The Dual-Stream Architecture
Unlike older image formats that compress red, green, blue, and alpha (RGBA) channels together in a single pixel interleaved stream, AVIF handles transparency by separating the image into two distinct streams. This architecture is a result of AVIF being based on the AV1 video compression standard, which natively compresses YUV or RGB color channels but does not have a native “RGBA” mode.
To bypass this limitation, libavif splits an incoming
transparent image into two parts: 1. The Primary Image:
Containing the RGB color data. 2. The Auxiliary Image:
Containing the monochrome alpha (transparency) data.
The Encoding Process in libavif
When you pass a transparent image (such as a PNG with an alpha
channel) to libavif, the library executes the following
steps:
1. Channel Separation
The library receives the input pixels and separates the color channels (RGB) from the alpha channel (A). The alpha channel is extracted as a single-channel, grayscale image where white represents complete opacity and black represents complete transparency.
2. Independent Compression
Both the color image and the alpha image are compressed independently
using an underlying AV1 encoder (such as aom,
rav1e, or svt-av1): * Color
Stream: The RGB data is typically converted to YUV color space
(often YUV 420, 422, or 444) and compressed. * Alpha
Stream: The alpha data is compressed as a monochrome AV1
bitstream. Because it is compressed independently, libavif
allows you to set different quality levels for color and transparency.
For example, you can highly compress the color data while keeping the
alpha channel lossless to maintain sharp, clean edges.

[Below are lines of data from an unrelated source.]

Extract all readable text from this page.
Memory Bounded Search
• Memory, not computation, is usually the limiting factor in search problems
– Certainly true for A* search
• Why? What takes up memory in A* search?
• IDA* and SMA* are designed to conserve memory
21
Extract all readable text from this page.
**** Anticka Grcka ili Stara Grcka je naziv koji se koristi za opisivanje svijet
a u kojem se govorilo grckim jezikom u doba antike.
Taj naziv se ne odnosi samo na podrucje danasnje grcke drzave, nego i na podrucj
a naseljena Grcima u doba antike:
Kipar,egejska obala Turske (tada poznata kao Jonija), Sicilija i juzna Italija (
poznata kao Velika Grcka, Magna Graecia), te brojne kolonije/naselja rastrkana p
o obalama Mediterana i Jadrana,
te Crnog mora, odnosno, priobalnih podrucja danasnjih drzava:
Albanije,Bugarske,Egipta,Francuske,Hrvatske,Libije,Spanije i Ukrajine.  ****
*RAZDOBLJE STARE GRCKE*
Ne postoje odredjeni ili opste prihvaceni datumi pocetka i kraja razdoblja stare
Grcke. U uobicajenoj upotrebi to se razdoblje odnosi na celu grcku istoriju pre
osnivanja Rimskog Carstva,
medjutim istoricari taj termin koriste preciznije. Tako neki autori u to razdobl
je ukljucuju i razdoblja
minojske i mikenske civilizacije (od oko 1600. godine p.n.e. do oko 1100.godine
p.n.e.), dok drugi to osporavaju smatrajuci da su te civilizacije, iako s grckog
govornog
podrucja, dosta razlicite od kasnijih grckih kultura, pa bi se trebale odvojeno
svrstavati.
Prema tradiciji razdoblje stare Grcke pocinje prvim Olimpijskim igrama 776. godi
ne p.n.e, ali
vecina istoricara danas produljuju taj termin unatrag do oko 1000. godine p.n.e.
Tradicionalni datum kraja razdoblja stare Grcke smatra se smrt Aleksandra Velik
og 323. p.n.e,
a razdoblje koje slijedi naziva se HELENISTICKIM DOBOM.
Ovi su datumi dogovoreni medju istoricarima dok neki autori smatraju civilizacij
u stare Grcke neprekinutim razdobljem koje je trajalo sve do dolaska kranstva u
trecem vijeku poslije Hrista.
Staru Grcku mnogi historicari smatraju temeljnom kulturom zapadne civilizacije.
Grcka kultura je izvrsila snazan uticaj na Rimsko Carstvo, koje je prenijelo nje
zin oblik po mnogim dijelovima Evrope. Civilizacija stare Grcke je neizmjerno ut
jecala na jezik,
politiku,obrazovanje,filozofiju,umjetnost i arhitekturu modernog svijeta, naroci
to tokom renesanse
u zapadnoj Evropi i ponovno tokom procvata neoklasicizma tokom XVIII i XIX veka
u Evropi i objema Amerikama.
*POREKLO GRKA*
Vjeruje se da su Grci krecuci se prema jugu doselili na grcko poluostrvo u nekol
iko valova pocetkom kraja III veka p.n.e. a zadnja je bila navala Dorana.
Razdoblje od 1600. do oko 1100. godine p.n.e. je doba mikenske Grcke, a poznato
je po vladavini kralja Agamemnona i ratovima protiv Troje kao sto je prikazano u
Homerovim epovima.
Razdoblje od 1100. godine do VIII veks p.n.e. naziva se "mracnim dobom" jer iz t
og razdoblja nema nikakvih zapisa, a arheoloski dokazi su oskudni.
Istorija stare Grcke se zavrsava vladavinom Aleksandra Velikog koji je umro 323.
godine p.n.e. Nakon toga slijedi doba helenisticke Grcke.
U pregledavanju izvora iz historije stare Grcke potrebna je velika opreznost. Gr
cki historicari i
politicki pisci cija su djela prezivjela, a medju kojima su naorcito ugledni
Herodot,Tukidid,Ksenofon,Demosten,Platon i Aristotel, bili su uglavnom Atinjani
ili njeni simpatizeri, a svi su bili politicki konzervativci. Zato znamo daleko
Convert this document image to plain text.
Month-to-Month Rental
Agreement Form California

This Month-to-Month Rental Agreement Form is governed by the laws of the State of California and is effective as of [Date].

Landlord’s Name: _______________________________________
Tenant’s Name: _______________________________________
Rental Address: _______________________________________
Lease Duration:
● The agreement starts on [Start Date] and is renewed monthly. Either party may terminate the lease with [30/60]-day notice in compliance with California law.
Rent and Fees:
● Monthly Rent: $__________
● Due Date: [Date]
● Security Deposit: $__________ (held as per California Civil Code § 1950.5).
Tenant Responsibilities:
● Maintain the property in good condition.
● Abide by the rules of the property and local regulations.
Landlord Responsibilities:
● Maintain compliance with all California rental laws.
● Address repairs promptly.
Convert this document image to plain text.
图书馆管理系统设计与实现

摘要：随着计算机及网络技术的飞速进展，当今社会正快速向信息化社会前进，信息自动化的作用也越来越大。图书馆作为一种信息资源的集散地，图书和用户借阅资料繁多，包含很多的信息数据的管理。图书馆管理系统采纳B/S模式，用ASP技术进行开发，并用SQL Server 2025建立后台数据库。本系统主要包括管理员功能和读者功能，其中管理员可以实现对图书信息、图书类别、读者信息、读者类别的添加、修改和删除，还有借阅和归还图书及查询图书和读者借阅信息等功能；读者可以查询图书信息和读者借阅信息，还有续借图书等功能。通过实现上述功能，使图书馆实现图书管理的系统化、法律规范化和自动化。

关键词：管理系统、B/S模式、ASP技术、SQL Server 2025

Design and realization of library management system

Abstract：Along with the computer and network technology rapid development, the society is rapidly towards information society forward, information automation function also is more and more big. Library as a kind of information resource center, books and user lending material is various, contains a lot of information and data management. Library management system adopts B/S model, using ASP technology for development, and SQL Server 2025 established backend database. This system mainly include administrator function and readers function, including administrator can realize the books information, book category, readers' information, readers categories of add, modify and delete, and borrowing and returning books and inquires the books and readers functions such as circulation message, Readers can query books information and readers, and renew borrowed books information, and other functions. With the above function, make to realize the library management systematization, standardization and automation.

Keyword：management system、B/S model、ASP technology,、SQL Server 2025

3. Container Packaging (ISOBMFF)
Once both bitstreams are compressed, libavif packages
them into the HEIF container format (specifically, the ISO Base Media
File Format).
Within the container, the color bitstream is marked as the primary
item. The alpha bitstream is stored as an “auxiliary item” and is linked
to the primary item using a specific association type
(auxl). Metadata within the container explicitly flags this
auxiliary stream as the alpha channel, telling decoders exactly how to
interpret the grayscale data.
Decoding and Reconstitution
When an AVIF-compatible viewer or web browser opens the image, the decoder reverses this process. It decodes the primary color stream and the auxiliary alpha stream simultaneously. It then aligns the two streams and merges the grayscale alpha map back onto the color channels to output the final transparent RGBA image on the screen.